Christopher Waller, U.S. President Donald Trump's nominee for governor of the Federal Reserve, speaks during a Senate Banking Committee confirmation hearing in Washington, D.C., U.S, on Thursday, Feb. 13, 2020.Christopher Waller, U.S. President Donald Trump’s nominee for governor of the Federal Reserve, speaks during a Senate Banking Committee confirmation hearing in Washington, D.C., U.S, on Thursday, Feb. 13, 2020.

The central bank may need to raise its interest rate by 50 basis points this year to tame inflation, according to the Federal Reserve Governor.

Though he voted for a 25-basis-point move this week due to uncertainty from the Russian invasion of Ukraine, he thinks the Fed may need to be more aggressive soon.

If we want to have an impact on inflation later this year and next year, we need to front-load our rate hikes, he told CNBC.

He thinks the Fed needs to start reducing its bond holdings soon, in addition to the rate hikes.

The central bank's balance sheet has ballooned to $9 trillion, and officials are preparing to start rolling off some of their holdings.
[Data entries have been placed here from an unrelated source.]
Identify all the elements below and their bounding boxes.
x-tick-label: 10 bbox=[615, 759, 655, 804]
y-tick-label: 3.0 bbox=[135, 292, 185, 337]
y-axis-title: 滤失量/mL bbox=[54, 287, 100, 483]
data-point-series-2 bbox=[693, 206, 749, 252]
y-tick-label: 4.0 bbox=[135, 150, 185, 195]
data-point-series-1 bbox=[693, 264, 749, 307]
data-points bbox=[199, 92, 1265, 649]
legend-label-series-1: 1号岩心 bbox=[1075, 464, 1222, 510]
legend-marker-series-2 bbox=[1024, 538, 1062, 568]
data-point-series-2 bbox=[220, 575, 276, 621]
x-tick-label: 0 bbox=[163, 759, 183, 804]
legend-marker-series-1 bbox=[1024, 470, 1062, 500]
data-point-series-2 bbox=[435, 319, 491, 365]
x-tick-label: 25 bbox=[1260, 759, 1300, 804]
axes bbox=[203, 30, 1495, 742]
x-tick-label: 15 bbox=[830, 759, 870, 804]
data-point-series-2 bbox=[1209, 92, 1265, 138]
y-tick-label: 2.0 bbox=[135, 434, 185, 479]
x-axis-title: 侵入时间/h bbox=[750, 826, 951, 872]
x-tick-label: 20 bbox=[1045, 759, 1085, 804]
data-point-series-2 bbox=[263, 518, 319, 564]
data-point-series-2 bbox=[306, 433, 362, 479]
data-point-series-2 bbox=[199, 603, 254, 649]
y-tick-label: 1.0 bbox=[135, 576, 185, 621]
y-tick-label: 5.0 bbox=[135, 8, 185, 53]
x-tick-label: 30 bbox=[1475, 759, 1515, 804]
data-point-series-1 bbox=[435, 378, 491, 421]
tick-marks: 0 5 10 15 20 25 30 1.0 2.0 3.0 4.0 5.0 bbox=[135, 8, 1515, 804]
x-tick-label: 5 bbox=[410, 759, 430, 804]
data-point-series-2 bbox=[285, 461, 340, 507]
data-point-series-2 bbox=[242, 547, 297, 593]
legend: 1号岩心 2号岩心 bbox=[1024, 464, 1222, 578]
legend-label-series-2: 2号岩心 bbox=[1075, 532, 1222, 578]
The process should start in the next meeting or two.

He said that the economy is in a different position than it was before. Inflation is out of control. We are in a position where we could draw down a large amount of cash out of the system without doing a lot of damage.

Less than two hours after one of his colleagues, St. Louis Fed President James Bullard, said the Fed should raise rates in total at least 300 basis points this year, Waller made his comments. A percentage point is a basis point.

The Fed should have increased the rate by half a point as part of a deliberate policy to curb inflation, according to one policymaker who voted against the increase this week.

Prior to the meeting, he had been pushing for a 50 basis point move, but now says he has a change of heart.

The data was screaming at us to go 50, but the events were telling us to go forward with caution, he said.

The benchmark fed funds rate, which banks charge each other for overnight lending, will be pushed to 1.75% by the end of the year, according to the Federal Open Market Committee.

He thinks the Fed should shoot a little higher. He didn't say how much, but he said that the Fed should try to be above 2% by the end of the year.

The rate hike was the first in three years.